Selasa, 08 Maret 2016

Sekelumit Al-Kafirun dalam Realita

Welcome back! Di hari-hari setelah masa vakum saya, sepertinya ada semangat baru untuk kembali menyiarkan kembali tulisan-tulisan saya melalui blog ini. Dan, tampilan blog saya pun berevolusi menjadi lebih enak dipandang daripada sebelumnya. Singkat cerita saya agak minder kermarin setelah melihat pembaca yang masih sedikit, lalu dengan dorongan ingin dibaca lebih banyak, saya mencari tahu di internet (re: bertanya mbah Google) dan akhirnya tampilan blog saya tampak lebih baru. Jadi, tidak usah berlama-lama, silahkan menikmati!

Jujur saja, saya agak malas membicarakan topik yang satu ini. Selain juga saya memang bukan orang yang terlalu tahu tentang agama, saya juga malas ribut hanya karena ini. Namun, saya melihat harus mengungkapkan isi pikiran saya tentang topik yang satu ini. Bagi yang menganut agama Islam sendiri, Al-Kafirun merupakan salah satu surah dalam kitab suci Al-Qur’an. Isi surah Al-Kafirun adalah kompromi kaum kafir Quraisy kepada Nabi Muhammad SAW. Mereka membuat perjanjian, jika Muhammad menyembah Tuhan mereka, maka mereka pun akan menyembah Allah SWT. Maka, diturunkanlah surah Al-Kafirun.

Mungkin agak kurang “srek” bagi saya jika membicarakan satu agama saja dalam konteks yang universal. Jadi, intinya bahwa yang ingin saya bahas disini adalah ayat ke-6 dari surah Al-Kafirun yang bunyinya seperti ini:
“Lakum diinukum waliya diini”

Atau terjemahan dalam bahasa Indonesia menjadi seperti ini:

“Bagimu agamu dan bagiku agamaku”

Well, ayat ke-6 tersebutlah jawaban Allah SWT terhadap kaum kaum kafir Quraisy. Agamamu ya agamamu, agamaku ya agamaku. Tak perlu saling melengkapi. Dan hal inilah yang saya lihat di kehidupan sehari-hari. Banyak orang kadang di sekitar saya sering menggunakan agama lain dalam candaannya, jadi ini jawaban atas tindakan kebanyakan orang. Tidak perlu kita saling menggubris satu sama lain. Tidak perlu juga kita saling bergesekan satu sama lain.

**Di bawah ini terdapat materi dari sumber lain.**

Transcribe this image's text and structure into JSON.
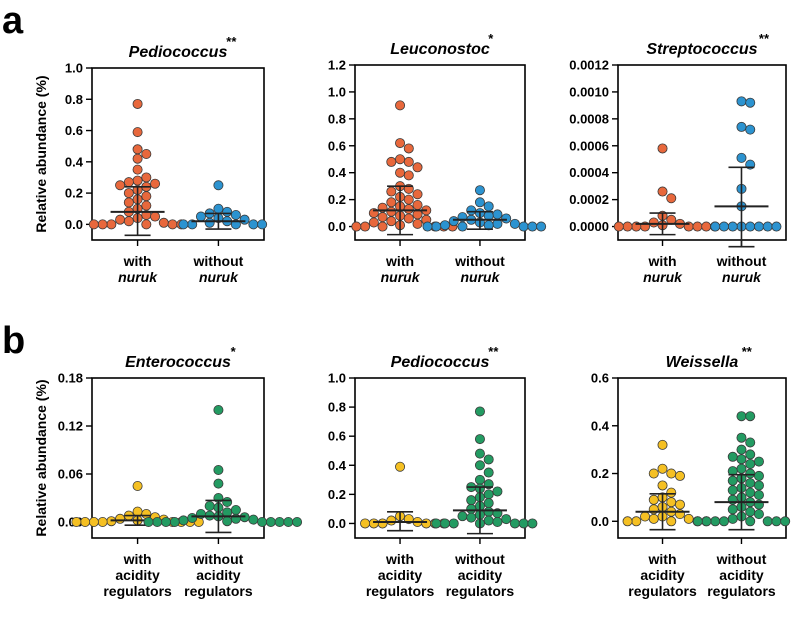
{
  "panel_labels": [
    "a",
    "b"
  ],
  "colors": {
    "with_nuruk": "#e8683c",
    "without_nuruk": "#2c93d0",
    "with_acidity": "#f5c023",
    "without_acidity": "#239b62",
    "axis": "#000000",
    "marker_edge": "#3a3a3a"
  },
  "chart_data": [
    {
      "type": "scatter",
      "panel": "a",
      "title": "Pediococcus",
      "significance": "**",
      "ylabel": "Relative abundance (%)",
      "ylim": [
        -0.1,
        1.0
      ],
      "yticks": [
        0.0,
        0.2,
        0.4,
        0.6,
        0.8,
        1.0
      ],
      "tick_labels": [
        "0.0",
        "0.2",
        "0.4",
        "0.6",
        "0.8",
        "1.0"
      ],
      "series": [
        {
          "name": "with nuruk",
          "label_lines": [
            "with",
            "nuruk"
          ],
          "color": "#e8683c",
          "mean": 0.08,
          "sd_upper": 0.24,
          "sd_lower": -0.07,
          "values": [
            0.77,
            0.59,
            0.48,
            0.45,
            0.42,
            0.35,
            0.3,
            0.28,
            0.27,
            0.26,
            0.25,
            0.24,
            0.22,
            0.2,
            0.18,
            0.16,
            0.14,
            0.12,
            0.1,
            0.08,
            0.06,
            0.05,
            0.04,
            0.03,
            0.02,
            0.01,
            0.0,
            0.0,
            0.0,
            0.0,
            0.0,
            0.0
          ]
        },
        {
          "name": "without nuruk",
          "label_lines": [
            "without",
            "nuruk"
          ],
          "color": "#2c93d0",
          "mean": 0.02,
          "sd_upper": 0.07,
          "sd_lower": -0.03,
          "values": [
            0.25,
            0.1,
            0.08,
            0.07,
            0.06,
            0.05,
            0.04,
            0.03,
            0.02,
            0.01,
            0.0,
            0.0,
            0.0,
            0.0,
            0.0
          ]
        }
      ]
    },
    {
      "type": "scatter",
      "panel": "a",
      "title": "Leuconostoc",
      "significance": "*",
      "ylabel": "",
      "ylim": [
        -0.1,
        1.2
      ],
      "yticks": [
        0.0,
        0.2,
        0.4,
        0.6,
        0.8,
        1.0,
        1.2
      ],
      "tick_labels": [
        "0.0",
        "0.2",
        "0.4",
        "0.6",
        "0.8",
        "1.0",
        "1.2"
      ],
      "series": [
        {
          "name": "with nuruk",
          "label_lines": [
            "with",
            "nuruk"
          ],
          "color": "#e8683c",
          "mean": 0.12,
          "sd_upper": 0.3,
          "sd_lower": -0.06,
          "values": [
            0.9,
            0.62,
            0.58,
            0.5,
            0.48,
            0.48,
            0.44,
            0.4,
            0.38,
            0.3,
            0.28,
            0.26,
            0.24,
            0.22,
            0.2,
            0.18,
            0.16,
            0.15,
            0.14,
            0.13,
            0.12,
            0.11,
            0.1,
            0.09,
            0.08,
            0.07,
            0.06,
            0.05,
            0.04,
            0.03,
            0.02,
            0.01,
            0.0,
            0.0,
            0.0,
            0.0,
            0.0,
            0.0
          ]
        },
        {
          "name": "without nuruk",
          "label_lines": [
            "without",
            "nuruk"
          ],
          "color": "#2c93d0",
          "mean": 0.05,
          "sd_upper": 0.11,
          "sd_lower": -0.02,
          "values": [
            0.27,
            0.18,
            0.15,
            0.12,
            0.1,
            0.09,
            0.08,
            0.07,
            0.06,
            0.05,
            0.04,
            0.03,
            0.02,
            0.02,
            0.01,
            0.01,
            0.0,
            0.0,
            0.0,
            0.0,
            0.0,
            0.0
          ]
        }
      ]
    },
    {
      "type": "scatter",
      "panel": "a",
      "title": "Streptococcus",
      "significance": "**",
      "ylabel": "",
      "ylim": [
        -0.0001,
        0.0012
      ],
      "yticks": [
        0.0,
        0.0002,
        0.0004,
        0.0006,
        0.0008,
        0.001,
        0.0012
      ],
      "tick_labels": [
        "0.0000",
        "0.0002",
        "0.0004",
        "0.0006",
        "0.0008",
        "0.0010",
        "0.0012"
      ],
      "series": [
        {
          "name": "with nuruk",
          "label_lines": [
            "with",
            "nuruk"
          ],
          "color": "#e8683c",
          "mean": 2e-05,
          "sd_upper": 0.0001,
          "sd_lower": -6e-05,
          "values": [
            0.00058,
            0.00026,
            0.00021,
            8e-05,
            5e-05,
            3e-05,
            2e-05,
            1e-05,
            0.0,
            0.0,
            0.0,
            0.0,
            0.0,
            0.0,
            0.0,
            0.0
          ]
        },
        {
          "name": "without nuruk",
          "label_lines": [
            "without",
            "nuruk"
          ],
          "color": "#2c93d0",
          "mean": 0.00015,
          "sd_upper": 0.00044,
          "sd_lower": -0.00015,
          "values": [
            0.00093,
            0.00092,
            0.00074,
            0.00072,
            0.00051,
            0.00046,
            0.00028,
            0.00015,
            0.0,
            0.0,
            0.0,
            0.0,
            0.0,
            0.0,
            0.0,
            0.0
          ]
        }
      ]
    },
    {
      "type": "scatter",
      "panel": "b",
      "title": "Enterococcus",
      "significance": "*",
      "ylabel": "Relative abundance (%)",
      "ylim": [
        -0.02,
        0.18
      ],
      "yticks": [
        0.0,
        0.06,
        0.12,
        0.18
      ],
      "tick_labels": [
        "0.00",
        "0.06",
        "0.12",
        "0.18"
      ],
      "series": [
        {
          "name": "with acidity regulators",
          "label_lines": [
            "with",
            "acidity",
            "regulators"
          ],
          "color": "#f5c023",
          "mean": 0.002,
          "sd_upper": 0.008,
          "sd_lower": -0.004,
          "values": [
            0.045,
            0.013,
            0.01,
            0.008,
            0.006,
            0.004,
            0.003,
            0.002,
            0.001,
            0.0,
            0.0,
            0.0,
            0.0,
            0.0,
            0.0,
            0.0,
            0.0
          ]
        },
        {
          "name": "without acidity regulators",
          "label_lines": [
            "without",
            "acidity",
            "regulators"
          ],
          "color": "#239b62",
          "mean": 0.007,
          "sd_upper": 0.027,
          "sd_lower": -0.013,
          "values": [
            0.14,
            0.065,
            0.048,
            0.03,
            0.025,
            0.02,
            0.018,
            0.015,
            0.012,
            0.01,
            0.008,
            0.007,
            0.006,
            0.005,
            0.004,
            0.003,
            0.002,
            0.001,
            0.0,
            0.0,
            0.0,
            0.0,
            0.0,
            0.0,
            0.0,
            0.0,
            0.0
          ]
        }
      ]
    },
    {
      "type": "scatter",
      "panel": "b",
      "title": "Pediococcus",
      "significance": "**",
      "ylabel": "",
      "ylim": [
        -0.1,
        1.0
      ],
      "yticks": [
        0.0,
        0.2,
        0.4,
        0.6,
        0.8,
        1.0
      ],
      "tick_labels": [
        "0.0",
        "0.2",
        "0.4",
        "0.6",
        "0.8",
        "1.0"
      ],
      "series": [
        {
          "name": "with acidity regulators",
          "label_lines": [
            "with",
            "acidity",
            "regulators"
          ],
          "color": "#f5c023",
          "mean": 0.01,
          "sd_upper": 0.08,
          "sd_lower": -0.05,
          "values": [
            0.39,
            0.05,
            0.03,
            0.02,
            0.01,
            0.0,
            0.0,
            0.0,
            0.0,
            0.0,
            0.0
          ]
        },
        {
          "name": "without acidity regulators",
          "label_lines": [
            "without",
            "acidity",
            "regulators"
          ],
          "color": "#239b62",
          "mean": 0.09,
          "sd_upper": 0.25,
          "sd_lower": -0.07,
          "values": [
            0.77,
            0.58,
            0.48,
            0.44,
            0.4,
            0.35,
            0.3,
            0.27,
            0.25,
            0.24,
            0.22,
            0.2,
            0.18,
            0.16,
            0.14,
            0.12,
            0.1,
            0.08,
            0.07,
            0.06,
            0.05,
            0.04,
            0.03,
            0.02,
            0.01,
            0.0,
            0.0,
            0.0,
            0.0,
            0.0,
            0.0,
            0.0
          ]
        }
      ]
    },
    {
      "type": "scatter",
      "panel": "b",
      "title": "Weissella",
      "significance": "**",
      "ylabel": "",
      "ylim": [
        -0.07,
        0.6
      ],
      "yticks": [
        0.0,
        0.2,
        0.4,
        0.6
      ],
      "tick_labels": [
        "0.0",
        "0.2",
        "0.4",
        "0.6"
      ],
      "series": [
        {
          "name": "with acidity regulators",
          "label_lines": [
            "with",
            "acidity",
            "regulators"
          ],
          "color": "#f5c023",
          "mean": 0.04,
          "sd_upper": 0.115,
          "sd_lower": -0.035,
          "values": [
            0.32,
            0.22,
            0.2,
            0.2,
            0.19,
            0.15,
            0.12,
            0.1,
            0.09,
            0.08,
            0.07,
            0.06,
            0.05,
            0.04,
            0.03,
            0.02,
            0.02,
            0.01,
            0.01,
            0.0,
            0.0,
            0.0,
            0.0,
            0.0
          ]
        },
        {
          "name": "without acidity regulators",
          "label_lines": [
            "without",
            "acidity",
            "regulators"
          ],
          "color": "#239b62",
          "mean": 0.08,
          "sd_upper": 0.195,
          "sd_lower": -0.035,
          "values": [
            0.44,
            0.44,
            0.35,
            0.33,
            0.3,
            0.28,
            0.27,
            0.26,
            0.25,
            0.24,
            0.22,
            0.21,
            0.2,
            0.19,
            0.18,
            0.17,
            0.16,
            0.15,
            0.14,
            0.13,
            0.12,
            0.11,
            0.1,
            0.09,
            0.08,
            0.07,
            0.06,
            0.05,
            0.04,
            0.03,
            0.02,
            0.01,
            0.0,
            0.0,
            0.0,
            0.0,
            0.0,
            0.0,
            0.0,
            0.0
          ]
        }
      ]
    }
  ]
}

Bagi pribadi saya, membenarkan satu agama adalah hal yang privasi. Kebenaran tak perlu dipaksakan. Jika kita benar, ya laksanakan kebenaran kita. Jika mereka benar, ya biarkan mereka menikmati kebenaran mereka. Menjadikan kita homolog hanya akan berujung pada ketidakseimbangan. Hasilnya, terjadilah hal-hal yang tak dinginkan bagi sang pembela homolog.

Selama ini, banyak persepsi orang menyatakan bahwa kedamaian hadir dalam bentuk kebenaran yang absolut. Tetapi, bagi saya pribadi, kedamaian hadir dalam bentuk diam. Ya, hanya dengan kita tidak saling membenturkan demi mencari kebenaran pun akan menghasilkan tentram yang mendamaikan. Bukan tempat kita sebagai hakim bahwa sesuatu salah atau benar. Hanya Sang Pencipta yang punya hak prerogatif itu. Jadi, jalankan saja kebenaranmu dan nikmati kebenaranmu


Sekian dulu dari tulisan saya. Saya mohon maaf sebesar-besarnya jika saya mempaut-pautkan salah satu agama dalam tulisan saya. Murni tulisan saya hanya untuk tempat menyalurkan ide saya. Terima kasih atas waktunya dan sampai jumpa!